Dendritic cell (DC) subsets with biased capacity for CD4⁺ and CD8⁺ T cell activation are asymmetrically distributed in lymph nodes (LNs), but how this affects adaptive responses has not been extensively studied. Here we used quantitative imaging to examine the relationships among antigen dispersal, DC positioning, and T cell activation after protein immunization. Antigens rapidly drained into LNs and formed gradients extending from the lymphatic sinuses, with reduced abundance in the deep LN paracortex. Differential localization of DCs specialized for major histocompatibility complex I (MHC I) and MHC II presentation resulted in preferential activation of CD8⁺ and CD4⁺ T cells within distinct LN regions. Because MHC I–specialized DCs are positioned in regions with limited antigen delivery, modest reductions in antigen dose led to a substantially greater decline in CD8⁺ compared with CD4⁺ T cell activation, expansion, and clonal diversity. Thus, the collective action of antigen dispersal and DC positioning regulates the extent and quality of T cell immunity, with important implications for vaccine design.

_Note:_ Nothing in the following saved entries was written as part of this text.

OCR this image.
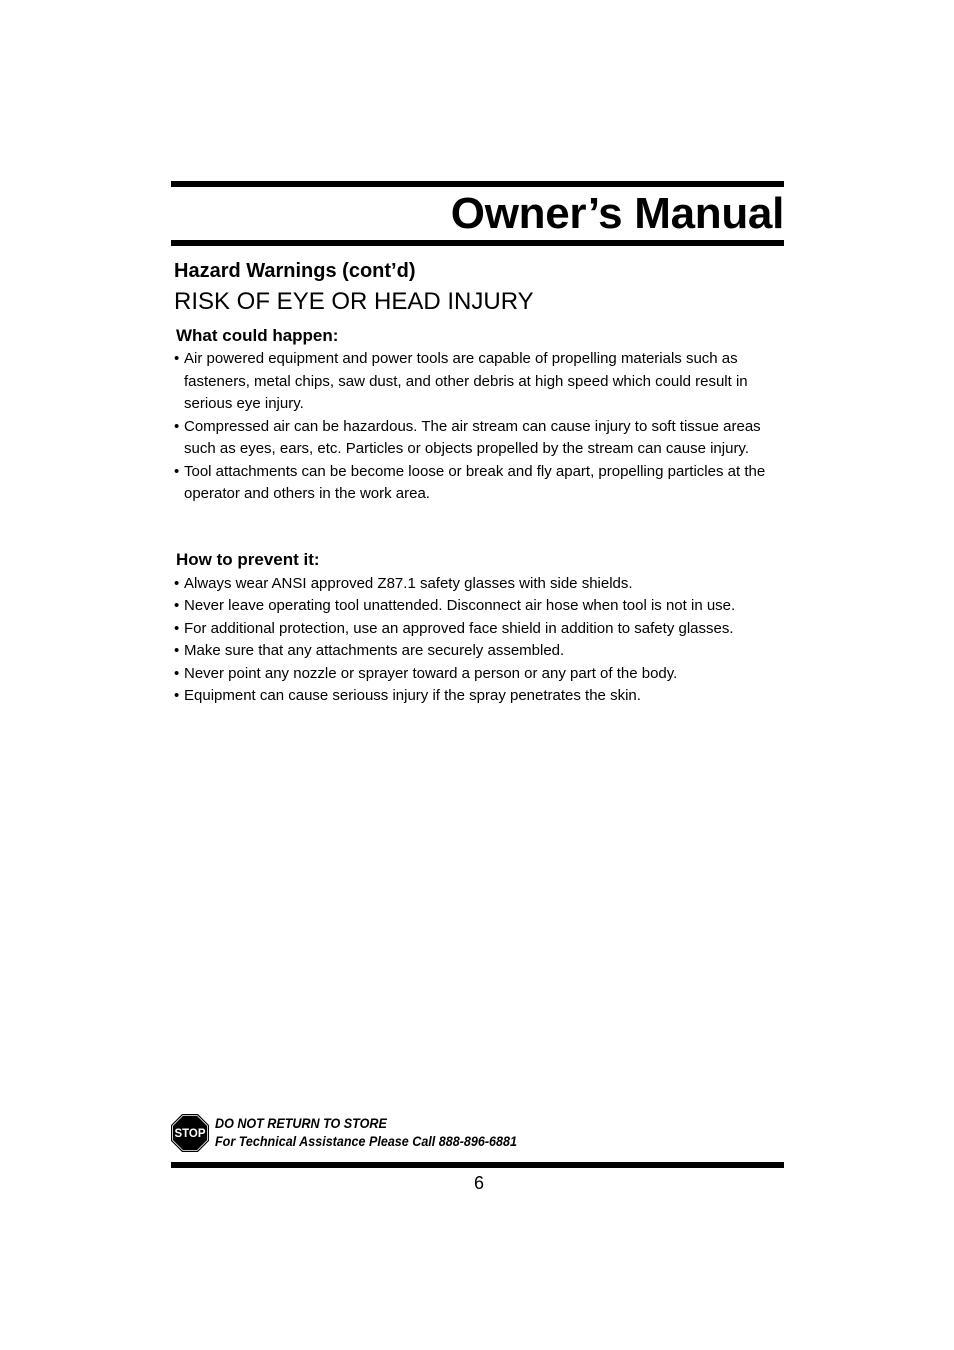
Owner’s Manual
Hazard Warnings (cont’d)
RISK OF EYE OR HEAD INJURY
What could happen:
• Air powered equipment and power tools are capable of propelling materials such as fasteners, metal chips, saw dust, and other debris at high speed which could result in serious eye injury.
• Compressed air can be hazardous. The air stream can cause injury to soft tissue areas such as eyes, ears, etc. Particles or objects propelled by the stream can cause injury.
• Tool attachments can be become loose or break and fly apart, propelling particles at the operator and others in the work area.
How to prevent it:
• Always wear ANSI approved Z87.1 safety glasses with side shields.
• Never leave operating tool unattended. Disconnect air hose when tool is not in use.
• For additional protection, use an approved face shield in addition to safety glasses.
• Make sure that any attachments are securely assembled.
• Never point any nozzle or sprayer toward a person or any part of the body.
• Equipment can cause seriouss injury if the spray penetrates the skin.
STOP
DO NOT RETURN TO STORE
For Technical Assistance Please Call 888-896-6881
6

具有CD4 ⁺和CD8 ⁺ T细胞活化能力的树突状细胞（DC）子集不对称地分布在淋巴结（LNs）中，但是尚未广泛研究其如何影响适应性反应。在这里，我们使用定量成像来检查蛋白质免疫后抗原扩散，DC定位和T细胞活化之间的关系。抗原迅速排入LNs，并形成从淋巴窦延伸的梯度，降低了深层LN旁皮质的丰度。专用于主要组织相容性复合体I（MHC I）和MHC II呈递的DC的差异化定位导致CD8 ⁺和CD4 ^+的优先激活不同LN区域内的T细胞。由于MHC I特异的DC位于抗原传递受限的区域，与CD4 ⁺ T细胞的活化，扩增和克隆多样性相比，抗原剂量的适度降低导致CD8 ^+的下降幅度更大。因此，抗原分散和DC定位的共同作用调节了T细胞免疫的程度和质量，对疫苗设计具有重要意义。